The emergence of oncology biosimilars

30 January 2017 (Last Updated January 30th, 2017 10:53)

2017 will be a tumultuous one for the pharmaceutical industry as the major companies continue to struggle with the dreaded patent cliff - an extended period where a significant proportion of branded drugs will lose patent protection.

The emergence of oncology biosimilars

2017 will be a tumultuous one for the pharmaceutical industry as the major companies continue to struggle with the dreaded patent cliff - an extended period where a significant proportion of branded drugs will lose patent protection. During this period, affected drugs will become vulnerable to competition from copycats. In particular, in 2017 the hugely successful class of complex biologic oncology drugs, which include monoclonal antibodies, will for the first time become vulnerable to competition from copy biologics, known as biosimilars, in Western markets.

The antibodies, Rituxan/MabThera (rituximab) and Herceptin (trastuzumab), are two of the best-selling products in drug maker Roche’s oncology portfolio. Rituxan was first approved in 1997 for the treatment of hematological cancers, while Herceptin was approved in 1998 for the treatment of HER2-positive breast cancer. In 2015, the combined sales of these two antibodies amounted to $14.3 billion, making them a very attractive target for incoming biosimilar competition.

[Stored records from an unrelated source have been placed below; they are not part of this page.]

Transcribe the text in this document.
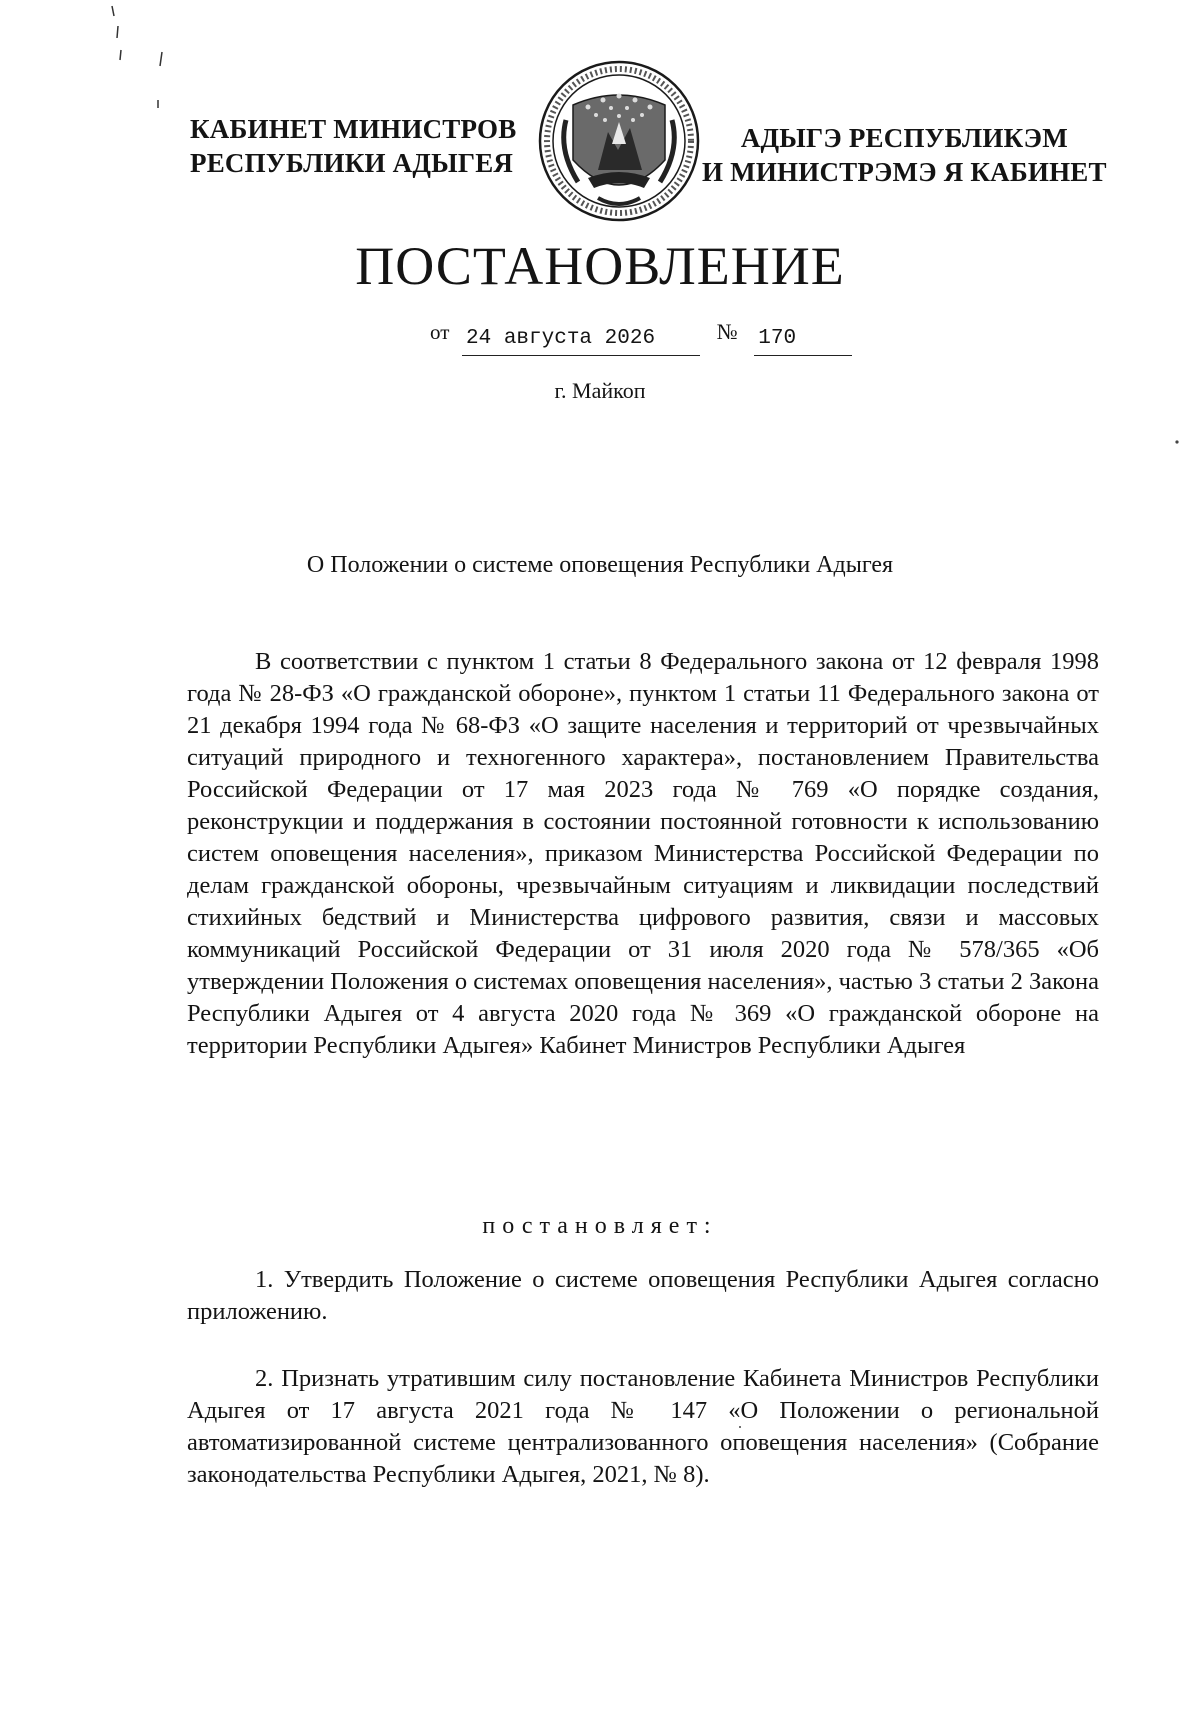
КАБИНЕТ МИНИСТРОВ
РЕСПУБЛИКИ АДЫГЕЯ
АДЫГЭ РЕСПУБЛИКЭМ
И МИНИСТРЭМЭ Я КАБИНЕТ
ПОСТАНОВЛЕНИЕ
от 24 августа 2026	№ 170
г. Майкоп
О Положении о системе оповещения Республики Адыгея
В соответствии с пунктом 1 статьи 8 Федерального закона от 12 февраля 1998 года № 28-ФЗ «О гражданской обороне», пунктом 1 статьи 11 Федерального закона от 21 декабря 1994 года № 68-ФЗ «О защите населения и территорий от чрезвычайных ситуаций природного и техногенного характера», постановлением Правительства Российской Федерации от 17 мая 2023 года № 769 «О порядке создания, реконструкции и поддержания в состоянии постоянной готовности к использованию систем оповещения населения», приказом Министерства Российской Федерации по делам гражданской обороны, чрезвычайным ситуациям и ликвидации последствий стихийных бедствий и Министерства цифрового развития, связи и массовых коммуникаций Российской Федерации от 31 июля 2020 года № 578/365 «Об утверждении Положения о системах оповещения населения», частью 3 статьи 2 Закона Республики Адыгея от 4 августа 2020 года № 369 «О гражданской обороне на территории Республики Адыгея» Кабинет Министров Республики Адыгея
постановляет:
1. Утвердить Положение о системе оповещения Республики Адыгея согласно приложению.
2. Признать утратившим силу постановление Кабинета Министров Республики Адыгея от 17 августа 2021 года № 147 «О Положении о региональной автоматизированной системе централизованного оповещения населения» (Собрание законодательства Республики Адыгея, 2021, № 8).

In the EU, the European Medicines Agency (EMA) is currently reviewing two rituximab biosimilars and two trastuzumab biosimilars for European marketing approval, with decisions on each anticipated for 2017, and a product launch soon after, if approval is granted.

The European Medicines Agency is currently reviewing two rituximab biosimilars and two trastuzumab biosimilars for European marketing approval, with decisions on each anticipated for 2017

Biosimilars are a rapidly growing sector of the industry. Despite a number of biosimilars already approved in the EU and US markets, this sector is still in its infancy, and the rules that govern them are continually evolving. Furthermore, while biosimilars have been available in the EU for other therapy areas since 2006, uptake has been variable and the threat of oncology biosimilars has been the cause of significant anxiety for major pharmaceutical companies, like Roche.

Key opinion leaders in medical oncology have expressed caution over the acceptance of biosimilars in place of the originator or branded products, stating that more data are needed to convince them that biosimilars are equally effective. However, in the EU, this decision may be taken out of doctors’ hands, if payers insist that biosimilars are used for the lower cost. The competitive threat posed by oncology biosimilars is an unknown entity, and companies will be watching closely to see how the market reacts to the launch of these new biosimilars this year.

The next 12 months will mark an important milestone in the evolution of the pharmaceutical industry. The launch of biosimilars to rituximab and trastuzumab will help to define this sector. The success or failure of these agents will be the yardstick for other pharmaceutical companies and will inform the future responses of originator companies that expect to face biosimilar competition to their cancer drugs.